Rabu, 22 Februari 2012

Kita Hidup Disini, Kita Hidup Kini

by Ang Jasman on Friday, September 16, 2011 at 10:09am ·


Dengan nafas tersengal akhirnya kita tiba disini dengan alas sepatuku yang bolong dan hak sepatumu yang copot. Tapi gelisah ini tak juga menyerah sedang keringat sudah memandikan tubuh. Taman itu masih juga menguntit kita seperti bayangan yang keras kepala dan tolol, sedang buah yang kita makan tadi masih tersisa di celah-celah gigi.

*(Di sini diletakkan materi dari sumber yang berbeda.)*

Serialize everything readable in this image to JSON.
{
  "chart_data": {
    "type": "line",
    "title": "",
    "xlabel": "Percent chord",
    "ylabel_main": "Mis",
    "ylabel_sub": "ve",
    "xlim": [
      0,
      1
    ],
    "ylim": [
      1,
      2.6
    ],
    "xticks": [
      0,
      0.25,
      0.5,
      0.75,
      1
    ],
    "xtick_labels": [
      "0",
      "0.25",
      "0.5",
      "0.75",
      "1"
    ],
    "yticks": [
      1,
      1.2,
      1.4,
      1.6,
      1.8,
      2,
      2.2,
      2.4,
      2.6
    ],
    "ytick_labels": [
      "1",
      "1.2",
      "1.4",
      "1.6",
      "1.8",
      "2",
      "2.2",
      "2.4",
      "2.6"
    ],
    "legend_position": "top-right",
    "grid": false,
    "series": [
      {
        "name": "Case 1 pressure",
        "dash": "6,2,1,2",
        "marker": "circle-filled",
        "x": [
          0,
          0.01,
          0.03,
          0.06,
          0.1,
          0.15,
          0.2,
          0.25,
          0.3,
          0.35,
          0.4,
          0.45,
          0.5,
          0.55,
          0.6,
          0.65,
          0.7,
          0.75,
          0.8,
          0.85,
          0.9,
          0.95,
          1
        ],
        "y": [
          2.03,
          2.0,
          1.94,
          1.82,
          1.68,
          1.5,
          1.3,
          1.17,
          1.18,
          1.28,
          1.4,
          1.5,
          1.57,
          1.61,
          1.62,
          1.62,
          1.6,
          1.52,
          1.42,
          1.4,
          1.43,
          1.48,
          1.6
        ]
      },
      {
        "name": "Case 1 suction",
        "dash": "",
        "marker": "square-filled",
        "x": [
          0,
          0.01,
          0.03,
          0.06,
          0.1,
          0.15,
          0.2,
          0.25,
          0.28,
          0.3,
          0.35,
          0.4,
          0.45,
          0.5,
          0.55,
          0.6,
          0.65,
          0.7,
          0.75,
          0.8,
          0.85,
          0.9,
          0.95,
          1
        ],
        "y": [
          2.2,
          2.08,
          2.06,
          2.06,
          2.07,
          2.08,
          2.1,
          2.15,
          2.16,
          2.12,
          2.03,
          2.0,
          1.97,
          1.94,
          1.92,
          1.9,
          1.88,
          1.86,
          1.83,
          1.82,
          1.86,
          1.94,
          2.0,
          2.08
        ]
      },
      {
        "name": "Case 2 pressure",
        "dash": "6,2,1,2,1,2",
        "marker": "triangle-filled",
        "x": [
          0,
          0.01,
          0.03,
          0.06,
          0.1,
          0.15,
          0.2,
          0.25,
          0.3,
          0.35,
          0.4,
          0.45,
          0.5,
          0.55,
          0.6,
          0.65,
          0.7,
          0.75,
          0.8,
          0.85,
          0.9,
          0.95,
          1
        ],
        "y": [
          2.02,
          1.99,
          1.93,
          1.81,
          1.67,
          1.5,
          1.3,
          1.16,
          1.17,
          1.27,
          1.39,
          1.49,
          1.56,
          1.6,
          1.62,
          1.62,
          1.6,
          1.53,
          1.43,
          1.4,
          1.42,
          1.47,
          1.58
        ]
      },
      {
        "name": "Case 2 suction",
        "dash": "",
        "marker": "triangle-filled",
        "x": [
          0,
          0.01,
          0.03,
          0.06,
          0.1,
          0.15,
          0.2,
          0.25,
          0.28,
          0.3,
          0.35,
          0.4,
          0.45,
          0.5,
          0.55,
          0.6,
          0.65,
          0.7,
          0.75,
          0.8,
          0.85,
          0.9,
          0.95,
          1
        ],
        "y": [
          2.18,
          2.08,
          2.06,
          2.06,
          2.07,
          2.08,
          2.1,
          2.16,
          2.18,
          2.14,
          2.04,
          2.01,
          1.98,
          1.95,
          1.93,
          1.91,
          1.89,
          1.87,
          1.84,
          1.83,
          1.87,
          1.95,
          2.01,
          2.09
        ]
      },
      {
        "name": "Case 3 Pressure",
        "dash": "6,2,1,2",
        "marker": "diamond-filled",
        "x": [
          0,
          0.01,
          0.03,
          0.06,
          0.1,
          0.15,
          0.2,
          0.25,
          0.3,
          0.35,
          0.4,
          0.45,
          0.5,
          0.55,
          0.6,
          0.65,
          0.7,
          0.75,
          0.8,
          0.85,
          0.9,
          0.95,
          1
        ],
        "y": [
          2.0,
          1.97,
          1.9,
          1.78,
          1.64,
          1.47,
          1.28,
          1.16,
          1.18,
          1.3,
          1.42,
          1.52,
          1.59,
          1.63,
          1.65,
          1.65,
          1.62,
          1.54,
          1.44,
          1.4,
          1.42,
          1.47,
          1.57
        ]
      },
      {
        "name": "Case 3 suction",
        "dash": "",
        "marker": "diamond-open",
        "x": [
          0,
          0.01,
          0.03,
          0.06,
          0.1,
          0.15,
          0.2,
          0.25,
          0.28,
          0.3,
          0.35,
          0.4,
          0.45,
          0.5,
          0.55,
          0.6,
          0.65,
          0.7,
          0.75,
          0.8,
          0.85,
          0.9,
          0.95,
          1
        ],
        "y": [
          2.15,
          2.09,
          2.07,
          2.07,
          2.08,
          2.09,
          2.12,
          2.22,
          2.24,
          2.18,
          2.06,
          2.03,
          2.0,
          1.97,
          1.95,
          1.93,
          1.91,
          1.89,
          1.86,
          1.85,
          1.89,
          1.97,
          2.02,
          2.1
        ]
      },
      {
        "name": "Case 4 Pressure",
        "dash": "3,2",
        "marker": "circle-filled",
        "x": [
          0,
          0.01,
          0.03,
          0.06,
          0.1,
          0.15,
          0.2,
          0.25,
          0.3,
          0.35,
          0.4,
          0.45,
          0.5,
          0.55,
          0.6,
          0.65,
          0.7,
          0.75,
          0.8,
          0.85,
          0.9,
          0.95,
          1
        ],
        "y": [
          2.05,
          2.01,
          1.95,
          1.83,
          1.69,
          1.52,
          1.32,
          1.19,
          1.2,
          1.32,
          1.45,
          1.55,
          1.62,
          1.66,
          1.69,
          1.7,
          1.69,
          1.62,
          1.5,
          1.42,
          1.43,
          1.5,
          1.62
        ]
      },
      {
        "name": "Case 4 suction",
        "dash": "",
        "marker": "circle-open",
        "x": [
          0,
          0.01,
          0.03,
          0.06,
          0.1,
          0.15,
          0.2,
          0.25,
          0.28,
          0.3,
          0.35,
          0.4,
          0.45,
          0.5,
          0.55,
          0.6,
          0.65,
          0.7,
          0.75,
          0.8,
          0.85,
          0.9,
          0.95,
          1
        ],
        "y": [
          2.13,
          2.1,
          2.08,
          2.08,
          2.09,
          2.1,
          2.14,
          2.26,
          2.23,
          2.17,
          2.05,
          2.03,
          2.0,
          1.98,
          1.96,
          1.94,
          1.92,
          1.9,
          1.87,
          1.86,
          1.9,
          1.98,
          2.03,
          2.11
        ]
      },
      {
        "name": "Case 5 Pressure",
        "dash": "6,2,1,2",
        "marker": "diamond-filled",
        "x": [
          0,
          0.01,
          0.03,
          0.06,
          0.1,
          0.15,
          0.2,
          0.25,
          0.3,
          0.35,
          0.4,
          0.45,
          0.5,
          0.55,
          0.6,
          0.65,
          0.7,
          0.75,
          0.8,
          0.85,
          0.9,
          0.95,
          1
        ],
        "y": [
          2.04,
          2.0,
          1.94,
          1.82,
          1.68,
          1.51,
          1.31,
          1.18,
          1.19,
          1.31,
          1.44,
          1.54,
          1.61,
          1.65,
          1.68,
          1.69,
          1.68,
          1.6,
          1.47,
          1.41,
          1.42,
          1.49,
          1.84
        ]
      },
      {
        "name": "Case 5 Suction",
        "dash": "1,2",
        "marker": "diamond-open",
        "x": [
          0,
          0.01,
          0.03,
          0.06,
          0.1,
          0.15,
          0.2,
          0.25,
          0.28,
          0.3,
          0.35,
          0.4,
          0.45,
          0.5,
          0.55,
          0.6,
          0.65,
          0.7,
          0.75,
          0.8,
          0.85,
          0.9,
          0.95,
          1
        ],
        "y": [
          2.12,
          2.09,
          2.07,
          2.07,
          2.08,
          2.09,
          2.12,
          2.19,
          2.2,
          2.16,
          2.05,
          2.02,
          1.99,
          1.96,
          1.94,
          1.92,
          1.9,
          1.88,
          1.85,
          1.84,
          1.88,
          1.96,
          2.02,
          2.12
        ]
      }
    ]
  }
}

(Buah itu telah memberi pengajaran tentang yang baik dan yang buruk, kita pun bahagia mendapat anugerah besar itu meski  harus meninggalkan taman. )

“Kita disini saja di kerimbunan beringin ini,” ajakmu polos dengan nada kanak-kanak. “Lalu kita berdoa agar malam tak menjemput pagi. Jadi kita terbebas dari bayang itu.”

Tak ada yang  bisa diharap sedang dalam terang pun kita tak berbuat apa-apa.

Kau tersenyum. Tanpa ingin dan cuma iseng, jemarimu memetik dedaunan dan bunga perdu. Kau permainkan sesaat lalu kau lumat, kau tampak lucu seperti bermain masak-masakan. Kau pun berpaling memandang awan di kejauhan dengan wajah berserah dan sorot mata nelangsa.

“Tak ada yang perlu dicampakkan kelak kita kembali ke sana,” ujarmu tiba-tiba bersemangat. “Kita ke pantai saja menikmati batas laut dan cakrawala. Kita berenang di gelombangnya yang selalu bergerak tak sudah. Keleluasannya pun memberi kita nafas menikmati kekinian.”

Ya, ya, cuma kekinian yang kita miliki karena itu kekayaan kita sekarang.

Sebelum aku sadar sengat mentari kau sudah menari bersama gelombang dan angin. Lalu melayang di awan-awan. Jauh disana burung-burung camar ramai bercericis berebut sisa ikan di sebuah perahu.  “Panas mentari dan gelora gelombang adalah milik kita satu-satunya. Bahkan arus yang menyeret tubuh kita ke pusaran samudera jauh terasa begitu menggairahkan dan hidup.”

“Hoiii.., kini kita pemilik syah saat Siddharta Gautama itu!” teriakmu gembira di detik-detik tubuhmu dihisap pusingan air.  Di benakku tergambar, beberapa abad kelak, seorang Siddharta tanpa sepatah kata mengacungkan tangkai mawar di sebuah persamuhan dan semua orang terpaku tak mengerti.